Durkin also filed a resolution to change the current House Rules that would limit the actions of a lame duck legislature during the period of time between the vote on a constitutional amendment at the 2014 general election and the date when the amendment’s adoption is certified and becomes effective.
House Resolution 805 would require, beginning on the date of the general election, a three-fifths vote to move a bill from the Order of Second Reading, when amendments are considered, to the Order of Third Reading, when a bill is voted on for final passage. This would also apply to bills on the Order of Concurrence or Conference Committee reports.

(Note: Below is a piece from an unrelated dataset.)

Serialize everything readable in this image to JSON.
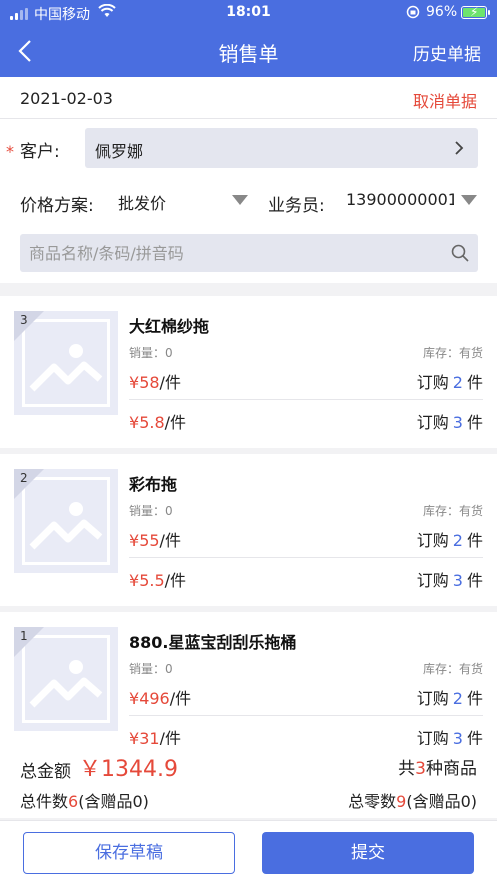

“Instead of using the lame-duck session as a loophole for passing far-reaching, controversial legislation, each bill should be thoroughly vetted through the legislative process,” said State Rep. Sandy Pihos (R-Glen Ellyn). “The General Assembly’s two-year legislative session was created to allow more than enough time to move legislation through the appropriate channels while also holding lawmakers responsible for their actions and inactions on Election Day. When elected officials are no longer held accountable to their constituents, mistakes could be made at the expense of the taxpayers.”
“Since the birth of the lame duck session, the voice of Illinois’ taxpayers has been ignored,” said Rep. Dwight Kay (R-Glen Carbon). “Lame duck sessions produce laws which otherwise have no chance at becoming law. In 2011, the legislature passed the 67% income tax hike just hours before I was sworn into office; the reason why the vote took place was because many of my colleagues including myself would have voted against the tax hike and it would have failed. With that said, I am all in favor of restoring taxpayer accountability to the legislative process by eliminating lame duck sessions.”
“If a legislator wants to vote for a tax increase or other controversial issues they need to be held accountable to their constituents. In the past we have seen lawmakers take positions on bills during the lame duck that they might not have taken if they had to answer to the voters,” said Durkin. “The bills we have filed will eliminate lame duck sessions and tough votes will have to be taken before an election – not afterwards.”